Considering that the chap already has (as opposed to earns) an income in high seven figures, one would think he’d be able to show more respect for his art. But, a product of modern egalitarianism that he is, he doesn’t even understand what’s required. Like any modern spiv he pursues nothing but money, power and fame, devoting his time to flogging from one venue to the next (sometimes two in different countries on the same day).

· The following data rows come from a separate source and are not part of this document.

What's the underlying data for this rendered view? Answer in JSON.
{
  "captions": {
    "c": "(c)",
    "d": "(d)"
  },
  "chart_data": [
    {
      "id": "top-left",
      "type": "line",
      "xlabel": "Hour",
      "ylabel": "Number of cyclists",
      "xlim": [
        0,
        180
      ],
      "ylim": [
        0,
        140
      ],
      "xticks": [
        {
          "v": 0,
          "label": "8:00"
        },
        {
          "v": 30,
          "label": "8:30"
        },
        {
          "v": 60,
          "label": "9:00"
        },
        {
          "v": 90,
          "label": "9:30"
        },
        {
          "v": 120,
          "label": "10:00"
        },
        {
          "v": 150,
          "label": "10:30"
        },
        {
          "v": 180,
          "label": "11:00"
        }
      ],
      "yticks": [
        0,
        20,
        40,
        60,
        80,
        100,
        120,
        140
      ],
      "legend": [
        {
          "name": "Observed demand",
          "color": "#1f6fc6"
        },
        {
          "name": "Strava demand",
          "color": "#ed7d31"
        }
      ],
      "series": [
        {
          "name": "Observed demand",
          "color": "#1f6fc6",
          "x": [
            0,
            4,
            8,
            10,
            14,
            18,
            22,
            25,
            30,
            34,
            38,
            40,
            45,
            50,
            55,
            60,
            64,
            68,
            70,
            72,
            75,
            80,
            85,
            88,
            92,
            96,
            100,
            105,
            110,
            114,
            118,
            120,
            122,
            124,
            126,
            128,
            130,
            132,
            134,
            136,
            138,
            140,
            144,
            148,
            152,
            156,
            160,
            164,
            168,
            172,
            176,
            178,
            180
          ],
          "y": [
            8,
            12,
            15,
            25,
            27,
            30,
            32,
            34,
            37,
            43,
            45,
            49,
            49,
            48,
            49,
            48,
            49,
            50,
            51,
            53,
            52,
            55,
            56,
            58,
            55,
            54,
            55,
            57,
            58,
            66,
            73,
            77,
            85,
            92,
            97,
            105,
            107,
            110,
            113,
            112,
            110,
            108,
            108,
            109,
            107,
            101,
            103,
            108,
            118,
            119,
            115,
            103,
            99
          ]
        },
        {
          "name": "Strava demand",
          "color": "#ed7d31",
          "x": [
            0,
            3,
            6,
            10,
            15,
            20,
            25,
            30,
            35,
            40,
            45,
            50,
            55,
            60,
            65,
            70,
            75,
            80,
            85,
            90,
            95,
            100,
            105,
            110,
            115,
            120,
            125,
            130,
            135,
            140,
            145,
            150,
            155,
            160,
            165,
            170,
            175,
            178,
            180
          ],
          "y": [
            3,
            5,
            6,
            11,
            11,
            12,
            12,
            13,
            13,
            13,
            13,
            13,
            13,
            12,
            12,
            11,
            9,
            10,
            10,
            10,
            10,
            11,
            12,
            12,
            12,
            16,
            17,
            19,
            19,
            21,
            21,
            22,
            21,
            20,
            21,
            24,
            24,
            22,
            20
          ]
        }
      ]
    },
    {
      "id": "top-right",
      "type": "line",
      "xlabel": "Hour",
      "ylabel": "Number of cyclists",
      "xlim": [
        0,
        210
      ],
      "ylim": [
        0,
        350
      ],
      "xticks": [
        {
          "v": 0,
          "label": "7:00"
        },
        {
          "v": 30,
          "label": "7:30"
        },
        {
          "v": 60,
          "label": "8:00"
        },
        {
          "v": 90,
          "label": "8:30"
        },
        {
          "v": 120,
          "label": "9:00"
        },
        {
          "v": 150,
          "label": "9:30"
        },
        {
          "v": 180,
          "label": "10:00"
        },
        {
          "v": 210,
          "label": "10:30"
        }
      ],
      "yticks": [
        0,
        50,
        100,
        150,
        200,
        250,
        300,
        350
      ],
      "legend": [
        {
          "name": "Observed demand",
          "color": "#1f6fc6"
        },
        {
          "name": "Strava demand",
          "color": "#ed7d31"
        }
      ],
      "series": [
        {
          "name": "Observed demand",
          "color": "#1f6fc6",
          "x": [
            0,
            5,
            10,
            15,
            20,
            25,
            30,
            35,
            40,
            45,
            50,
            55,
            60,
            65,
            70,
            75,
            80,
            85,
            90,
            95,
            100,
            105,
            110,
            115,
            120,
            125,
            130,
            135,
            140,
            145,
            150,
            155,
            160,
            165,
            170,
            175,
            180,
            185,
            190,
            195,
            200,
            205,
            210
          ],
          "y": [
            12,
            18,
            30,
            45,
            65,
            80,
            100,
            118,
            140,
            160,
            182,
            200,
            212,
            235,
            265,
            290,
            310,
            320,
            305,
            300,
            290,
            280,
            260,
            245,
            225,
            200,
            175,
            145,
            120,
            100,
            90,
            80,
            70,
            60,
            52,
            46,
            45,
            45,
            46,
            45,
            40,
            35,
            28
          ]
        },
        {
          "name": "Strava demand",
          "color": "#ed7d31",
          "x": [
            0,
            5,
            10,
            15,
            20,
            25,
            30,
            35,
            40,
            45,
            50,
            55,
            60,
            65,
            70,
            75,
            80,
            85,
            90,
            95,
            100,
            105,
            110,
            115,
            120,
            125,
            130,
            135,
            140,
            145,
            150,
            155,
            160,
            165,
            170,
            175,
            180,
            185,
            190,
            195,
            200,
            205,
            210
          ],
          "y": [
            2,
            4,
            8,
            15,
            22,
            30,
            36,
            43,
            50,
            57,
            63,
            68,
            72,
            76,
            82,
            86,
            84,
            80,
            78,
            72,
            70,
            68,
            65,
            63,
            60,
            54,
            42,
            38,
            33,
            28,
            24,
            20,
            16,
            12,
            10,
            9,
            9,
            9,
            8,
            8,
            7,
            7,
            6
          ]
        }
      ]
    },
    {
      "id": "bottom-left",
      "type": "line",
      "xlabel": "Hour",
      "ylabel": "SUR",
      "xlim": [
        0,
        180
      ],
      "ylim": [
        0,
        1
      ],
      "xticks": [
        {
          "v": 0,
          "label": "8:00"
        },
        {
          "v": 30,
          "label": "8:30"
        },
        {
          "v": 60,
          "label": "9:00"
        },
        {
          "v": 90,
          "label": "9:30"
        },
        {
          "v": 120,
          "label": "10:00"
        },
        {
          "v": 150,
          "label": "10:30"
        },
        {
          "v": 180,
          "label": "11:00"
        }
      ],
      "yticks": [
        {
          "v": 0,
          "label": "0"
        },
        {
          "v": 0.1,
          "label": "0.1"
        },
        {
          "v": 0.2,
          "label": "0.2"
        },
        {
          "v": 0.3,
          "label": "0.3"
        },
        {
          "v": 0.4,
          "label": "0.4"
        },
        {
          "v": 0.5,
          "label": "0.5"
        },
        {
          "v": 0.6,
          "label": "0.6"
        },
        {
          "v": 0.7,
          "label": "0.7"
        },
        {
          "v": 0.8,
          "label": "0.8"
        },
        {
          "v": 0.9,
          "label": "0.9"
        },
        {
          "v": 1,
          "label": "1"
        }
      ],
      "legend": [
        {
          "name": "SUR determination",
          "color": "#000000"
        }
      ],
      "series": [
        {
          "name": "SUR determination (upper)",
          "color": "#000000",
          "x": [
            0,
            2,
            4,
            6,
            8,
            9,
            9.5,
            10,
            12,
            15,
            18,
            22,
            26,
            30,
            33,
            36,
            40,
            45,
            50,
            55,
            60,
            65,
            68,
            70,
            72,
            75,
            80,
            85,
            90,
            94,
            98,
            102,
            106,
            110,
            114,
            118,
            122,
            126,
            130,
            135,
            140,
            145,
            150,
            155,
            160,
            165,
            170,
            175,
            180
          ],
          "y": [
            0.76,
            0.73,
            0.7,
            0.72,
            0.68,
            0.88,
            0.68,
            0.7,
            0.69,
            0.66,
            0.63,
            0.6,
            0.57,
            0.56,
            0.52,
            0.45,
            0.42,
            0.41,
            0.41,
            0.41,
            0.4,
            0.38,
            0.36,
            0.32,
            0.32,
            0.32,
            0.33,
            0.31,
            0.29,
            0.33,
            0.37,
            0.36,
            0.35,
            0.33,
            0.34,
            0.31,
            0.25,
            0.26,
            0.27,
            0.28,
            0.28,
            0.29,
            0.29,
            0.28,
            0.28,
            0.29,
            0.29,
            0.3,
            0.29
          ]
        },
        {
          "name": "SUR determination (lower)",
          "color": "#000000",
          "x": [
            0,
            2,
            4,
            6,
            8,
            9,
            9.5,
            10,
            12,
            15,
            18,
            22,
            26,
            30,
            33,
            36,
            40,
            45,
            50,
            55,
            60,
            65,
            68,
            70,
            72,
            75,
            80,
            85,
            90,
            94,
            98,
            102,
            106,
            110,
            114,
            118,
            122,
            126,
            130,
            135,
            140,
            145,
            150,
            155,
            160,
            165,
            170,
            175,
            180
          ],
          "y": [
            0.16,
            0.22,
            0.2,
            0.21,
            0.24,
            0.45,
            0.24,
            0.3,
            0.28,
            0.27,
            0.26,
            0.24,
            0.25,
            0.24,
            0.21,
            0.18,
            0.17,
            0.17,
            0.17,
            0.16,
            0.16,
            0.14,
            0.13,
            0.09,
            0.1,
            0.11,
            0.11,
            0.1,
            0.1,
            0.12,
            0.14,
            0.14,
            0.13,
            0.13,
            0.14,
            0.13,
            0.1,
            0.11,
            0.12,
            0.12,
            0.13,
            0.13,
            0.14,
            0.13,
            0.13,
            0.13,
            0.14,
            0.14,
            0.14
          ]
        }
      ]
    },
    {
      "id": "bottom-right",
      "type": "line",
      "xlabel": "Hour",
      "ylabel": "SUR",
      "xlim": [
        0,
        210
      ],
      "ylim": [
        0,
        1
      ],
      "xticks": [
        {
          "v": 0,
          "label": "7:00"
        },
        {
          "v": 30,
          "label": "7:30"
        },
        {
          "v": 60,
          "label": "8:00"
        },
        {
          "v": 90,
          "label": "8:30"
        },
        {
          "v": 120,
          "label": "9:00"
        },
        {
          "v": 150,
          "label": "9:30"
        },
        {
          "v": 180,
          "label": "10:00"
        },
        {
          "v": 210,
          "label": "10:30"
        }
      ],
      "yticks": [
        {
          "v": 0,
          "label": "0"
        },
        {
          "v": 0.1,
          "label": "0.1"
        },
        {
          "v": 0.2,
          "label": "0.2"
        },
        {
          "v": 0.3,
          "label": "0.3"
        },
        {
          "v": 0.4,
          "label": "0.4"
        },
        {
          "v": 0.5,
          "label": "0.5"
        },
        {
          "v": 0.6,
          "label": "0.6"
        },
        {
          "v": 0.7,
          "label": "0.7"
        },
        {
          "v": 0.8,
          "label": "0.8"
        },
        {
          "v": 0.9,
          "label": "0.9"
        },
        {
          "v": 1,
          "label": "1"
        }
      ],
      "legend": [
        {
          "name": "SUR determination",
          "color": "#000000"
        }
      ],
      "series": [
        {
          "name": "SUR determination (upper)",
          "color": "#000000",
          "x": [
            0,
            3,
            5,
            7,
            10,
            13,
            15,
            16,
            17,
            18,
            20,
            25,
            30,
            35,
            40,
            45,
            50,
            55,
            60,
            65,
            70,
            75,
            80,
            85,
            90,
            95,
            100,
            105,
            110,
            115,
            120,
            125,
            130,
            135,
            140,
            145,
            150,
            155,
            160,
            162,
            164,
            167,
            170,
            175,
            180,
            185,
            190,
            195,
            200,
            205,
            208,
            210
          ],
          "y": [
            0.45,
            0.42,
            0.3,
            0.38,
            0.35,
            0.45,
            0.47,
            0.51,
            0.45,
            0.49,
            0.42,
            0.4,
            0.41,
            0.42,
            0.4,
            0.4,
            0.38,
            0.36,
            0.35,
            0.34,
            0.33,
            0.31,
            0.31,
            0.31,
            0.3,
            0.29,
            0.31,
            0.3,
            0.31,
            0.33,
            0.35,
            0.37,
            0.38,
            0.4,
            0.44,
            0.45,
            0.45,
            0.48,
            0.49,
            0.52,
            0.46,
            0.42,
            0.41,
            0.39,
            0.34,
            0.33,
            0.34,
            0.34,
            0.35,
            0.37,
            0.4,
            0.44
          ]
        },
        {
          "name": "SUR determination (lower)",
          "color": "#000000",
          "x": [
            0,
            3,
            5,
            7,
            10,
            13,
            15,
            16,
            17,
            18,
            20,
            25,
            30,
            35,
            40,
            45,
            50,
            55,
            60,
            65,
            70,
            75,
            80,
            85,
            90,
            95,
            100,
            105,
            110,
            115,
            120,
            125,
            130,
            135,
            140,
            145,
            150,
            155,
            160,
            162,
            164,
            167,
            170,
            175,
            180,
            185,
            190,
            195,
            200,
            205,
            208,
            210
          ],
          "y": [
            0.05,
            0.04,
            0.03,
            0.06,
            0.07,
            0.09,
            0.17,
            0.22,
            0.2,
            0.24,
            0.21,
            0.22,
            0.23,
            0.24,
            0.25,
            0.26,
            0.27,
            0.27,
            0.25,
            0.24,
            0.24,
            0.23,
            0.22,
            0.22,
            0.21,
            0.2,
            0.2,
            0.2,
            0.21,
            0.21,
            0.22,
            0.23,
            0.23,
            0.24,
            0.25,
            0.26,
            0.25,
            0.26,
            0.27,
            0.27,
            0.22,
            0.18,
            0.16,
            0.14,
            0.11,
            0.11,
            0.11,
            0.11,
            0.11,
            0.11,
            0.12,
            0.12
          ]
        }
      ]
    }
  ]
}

And he is a typical rather than exceptional figure, allowed to prosper by a comprehensively educated public, money-grabbing impresarios and concert organisers assisted by illiterate musicologists, including those working on our increasingly demotic BBC 3. (One cretinous critic wrote in the Telegraph a few years ago that Maxim Vengerov is ‘not only the greatest violinist of our time, but the greatest of all time’. Now Vengerov is a vulgarian with a quick bow who wouldn’t be out of place playing at a wedding somewhere in Siberia. Even to utter his name in the same breath as Menuhin, Szigeti, Stern, Oistrach, Szering and countless others is chronically stupid. Saying he’s superior to them goes beyond ignorance and stupidity, entering the area of conscious subversion.) How similar, how very similar to our politicians.